- Born: December 5, 1931 Port Chester, New York, United States
- Died: January 24, 2011 (aged 79) Hamden, Connecticut, United States
- Known for: Study of Tang poetry
- Scientific career
- Fields: Linguistics
- Institutions: Yale University

= Hugh M. Stimson =

American linguist

Hugh McBirney Stimson (December 5, 1931 – January 24, 2011) was an American sinologist and linguist who specialised in the poetry of the Tang dynasty (618–907). He was particularly known for his research into Chinese historical phonology which enabled him to reconstruct the spoken language of Tang poetry.

==Biography==
Stimson was born in Port Chester, New York in 1931, the nephew of US Secretary of War Henry L. Stimson. He studied for his undergraduate degree at Yale University, where he was a prestigious "scholar of the house" in his final year. After graduating in 1953 he stayed on at Yale to study towards a PhD, spending a year at the National Taiwan University during 1954–1955. His dissertation, completed in 1959, was a study of the Old Mandarin phonological system documented in the Zhongyuan Yinyun. After spending a year as assistant director of the Foreign Service Institute in Taiwan (1959–1960), he took up a position at Yale University, in the Department of East Asian Languages and Literatures and the Department Linguistics. He remained at Yale for his entire academic career, retiring in 2006 after forty-six years teaching at the university. During his time at Yale University he served several times as chair of the Department of East Asian Languages and Literatures and as director of undergraduate studies.
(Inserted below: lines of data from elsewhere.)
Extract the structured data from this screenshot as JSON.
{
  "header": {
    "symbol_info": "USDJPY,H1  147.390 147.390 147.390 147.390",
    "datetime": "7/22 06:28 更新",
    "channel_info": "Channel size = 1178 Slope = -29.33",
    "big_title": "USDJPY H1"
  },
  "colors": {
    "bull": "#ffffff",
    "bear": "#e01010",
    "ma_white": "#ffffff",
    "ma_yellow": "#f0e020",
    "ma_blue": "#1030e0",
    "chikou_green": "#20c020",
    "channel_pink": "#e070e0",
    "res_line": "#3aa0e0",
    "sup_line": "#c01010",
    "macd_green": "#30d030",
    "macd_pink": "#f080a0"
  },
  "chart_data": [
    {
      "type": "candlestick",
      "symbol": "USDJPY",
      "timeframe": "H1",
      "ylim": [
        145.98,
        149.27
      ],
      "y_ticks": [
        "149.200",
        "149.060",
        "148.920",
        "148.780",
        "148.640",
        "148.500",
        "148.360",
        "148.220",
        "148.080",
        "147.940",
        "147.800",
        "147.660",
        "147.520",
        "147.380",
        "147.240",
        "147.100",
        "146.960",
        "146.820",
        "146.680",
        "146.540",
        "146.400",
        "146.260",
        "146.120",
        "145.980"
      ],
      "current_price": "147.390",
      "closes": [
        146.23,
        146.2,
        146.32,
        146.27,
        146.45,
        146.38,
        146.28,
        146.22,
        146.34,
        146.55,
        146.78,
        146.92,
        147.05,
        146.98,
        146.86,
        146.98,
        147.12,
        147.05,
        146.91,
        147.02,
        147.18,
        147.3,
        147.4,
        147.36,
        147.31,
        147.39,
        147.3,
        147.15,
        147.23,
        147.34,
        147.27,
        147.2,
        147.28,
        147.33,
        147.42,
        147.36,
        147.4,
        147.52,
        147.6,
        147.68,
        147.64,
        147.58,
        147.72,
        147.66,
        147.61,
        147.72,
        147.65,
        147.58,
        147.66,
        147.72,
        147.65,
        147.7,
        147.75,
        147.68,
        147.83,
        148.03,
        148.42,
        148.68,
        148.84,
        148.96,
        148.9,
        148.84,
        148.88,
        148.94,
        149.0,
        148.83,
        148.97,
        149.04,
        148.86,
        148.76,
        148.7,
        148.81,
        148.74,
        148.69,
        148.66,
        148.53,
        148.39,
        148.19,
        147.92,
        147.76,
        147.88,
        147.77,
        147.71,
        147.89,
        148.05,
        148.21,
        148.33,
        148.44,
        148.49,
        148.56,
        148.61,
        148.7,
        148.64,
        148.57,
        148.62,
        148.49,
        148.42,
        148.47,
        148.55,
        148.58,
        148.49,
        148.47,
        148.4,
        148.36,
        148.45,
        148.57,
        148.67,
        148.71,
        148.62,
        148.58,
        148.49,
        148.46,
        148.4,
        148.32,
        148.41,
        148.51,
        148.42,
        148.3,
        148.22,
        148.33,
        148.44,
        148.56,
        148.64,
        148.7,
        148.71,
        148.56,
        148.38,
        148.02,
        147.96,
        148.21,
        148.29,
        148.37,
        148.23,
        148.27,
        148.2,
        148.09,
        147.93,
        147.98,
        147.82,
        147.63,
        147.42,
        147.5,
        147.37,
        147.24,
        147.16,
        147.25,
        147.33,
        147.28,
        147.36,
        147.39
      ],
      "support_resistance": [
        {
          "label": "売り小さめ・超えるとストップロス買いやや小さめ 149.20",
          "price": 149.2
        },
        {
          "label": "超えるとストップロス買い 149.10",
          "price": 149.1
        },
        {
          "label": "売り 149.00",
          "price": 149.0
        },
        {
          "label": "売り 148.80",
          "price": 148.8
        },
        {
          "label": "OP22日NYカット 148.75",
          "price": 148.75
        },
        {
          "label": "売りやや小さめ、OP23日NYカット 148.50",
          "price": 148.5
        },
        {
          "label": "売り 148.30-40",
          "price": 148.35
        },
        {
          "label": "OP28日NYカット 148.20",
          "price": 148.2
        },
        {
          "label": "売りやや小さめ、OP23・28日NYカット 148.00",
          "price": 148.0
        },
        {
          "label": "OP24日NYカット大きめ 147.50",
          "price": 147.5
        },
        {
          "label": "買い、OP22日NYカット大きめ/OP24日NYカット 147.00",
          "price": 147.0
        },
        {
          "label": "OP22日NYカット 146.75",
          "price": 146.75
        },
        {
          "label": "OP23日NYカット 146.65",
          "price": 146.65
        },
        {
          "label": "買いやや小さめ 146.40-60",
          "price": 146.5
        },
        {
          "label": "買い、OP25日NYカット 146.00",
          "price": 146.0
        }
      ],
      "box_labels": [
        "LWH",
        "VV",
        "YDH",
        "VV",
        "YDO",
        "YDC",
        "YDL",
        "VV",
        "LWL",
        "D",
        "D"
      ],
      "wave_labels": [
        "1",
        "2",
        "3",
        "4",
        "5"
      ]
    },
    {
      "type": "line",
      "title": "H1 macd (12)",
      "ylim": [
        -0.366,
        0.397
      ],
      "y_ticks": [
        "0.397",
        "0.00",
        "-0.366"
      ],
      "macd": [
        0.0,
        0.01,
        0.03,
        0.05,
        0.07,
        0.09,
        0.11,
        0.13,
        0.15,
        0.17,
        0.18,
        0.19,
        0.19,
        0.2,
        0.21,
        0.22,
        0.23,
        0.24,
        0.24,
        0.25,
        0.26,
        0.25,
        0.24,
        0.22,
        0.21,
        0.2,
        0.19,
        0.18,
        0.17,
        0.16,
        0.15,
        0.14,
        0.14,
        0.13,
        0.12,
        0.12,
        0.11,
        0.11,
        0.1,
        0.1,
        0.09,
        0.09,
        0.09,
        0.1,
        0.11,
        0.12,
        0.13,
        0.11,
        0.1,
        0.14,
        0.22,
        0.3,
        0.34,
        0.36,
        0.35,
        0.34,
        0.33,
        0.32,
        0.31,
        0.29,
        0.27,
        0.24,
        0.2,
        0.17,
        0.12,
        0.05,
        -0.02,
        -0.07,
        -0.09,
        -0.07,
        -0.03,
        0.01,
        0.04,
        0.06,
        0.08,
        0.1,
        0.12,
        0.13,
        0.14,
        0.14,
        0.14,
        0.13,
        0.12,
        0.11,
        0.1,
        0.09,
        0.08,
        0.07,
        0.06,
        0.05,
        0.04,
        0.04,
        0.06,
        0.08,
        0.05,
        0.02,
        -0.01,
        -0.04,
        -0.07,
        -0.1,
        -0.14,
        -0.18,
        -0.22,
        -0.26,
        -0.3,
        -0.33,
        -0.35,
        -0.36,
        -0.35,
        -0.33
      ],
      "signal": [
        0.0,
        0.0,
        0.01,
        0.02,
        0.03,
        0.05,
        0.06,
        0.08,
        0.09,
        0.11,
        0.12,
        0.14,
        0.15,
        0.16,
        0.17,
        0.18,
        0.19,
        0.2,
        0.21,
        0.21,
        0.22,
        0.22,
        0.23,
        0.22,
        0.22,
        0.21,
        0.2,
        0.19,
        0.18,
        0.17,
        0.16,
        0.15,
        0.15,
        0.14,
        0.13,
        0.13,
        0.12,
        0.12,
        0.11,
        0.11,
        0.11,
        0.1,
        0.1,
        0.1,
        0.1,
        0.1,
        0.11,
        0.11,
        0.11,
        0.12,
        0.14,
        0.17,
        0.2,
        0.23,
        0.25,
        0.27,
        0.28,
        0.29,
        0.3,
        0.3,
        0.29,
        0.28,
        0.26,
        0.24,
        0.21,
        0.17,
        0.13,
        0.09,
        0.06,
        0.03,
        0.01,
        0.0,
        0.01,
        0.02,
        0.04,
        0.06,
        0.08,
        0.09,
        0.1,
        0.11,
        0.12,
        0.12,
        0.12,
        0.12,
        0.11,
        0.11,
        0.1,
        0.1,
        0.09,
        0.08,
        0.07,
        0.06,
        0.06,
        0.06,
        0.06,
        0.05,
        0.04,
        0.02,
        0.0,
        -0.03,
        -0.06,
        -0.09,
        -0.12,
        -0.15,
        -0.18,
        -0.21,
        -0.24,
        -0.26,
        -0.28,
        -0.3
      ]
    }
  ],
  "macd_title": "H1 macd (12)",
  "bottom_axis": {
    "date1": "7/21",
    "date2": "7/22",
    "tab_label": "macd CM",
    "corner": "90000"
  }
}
He was president of the American Oriental Society for a period during the 1970s.

==Works==
- 1966. The Jongyuan in Yunn: a guide to old Mandarin pronunciation. Yale University, Far Eastern Publications.
- 1972. One Thousand Chinese Characters with Literary Glosses. Yale University, Far Eastern Publications.
- 1975. Introduction to Chinese Pronunciation and the Pīnyīn Romanization. Yale University, Far Eastern Publications. ISBN 9780887100345
- 1976. T'ang Poetic Vocabulary. Yale University, Far Eastern Publications.
- 1976. Fifty-Five T'ang Poems: A Text in the Reading and Understanding of T'ang Poetry. Yale University, Far Eastern Publications. ISBN 9780887100260

In addition to his research on Chinese philology and poetry, Stimson contributed to a series of text books on Spoken Standard Chinese (1976–1978) and Written Standard Chinese (1980–1991), as well as a number of other pedagogical texts for teaching Mandarin Chinese.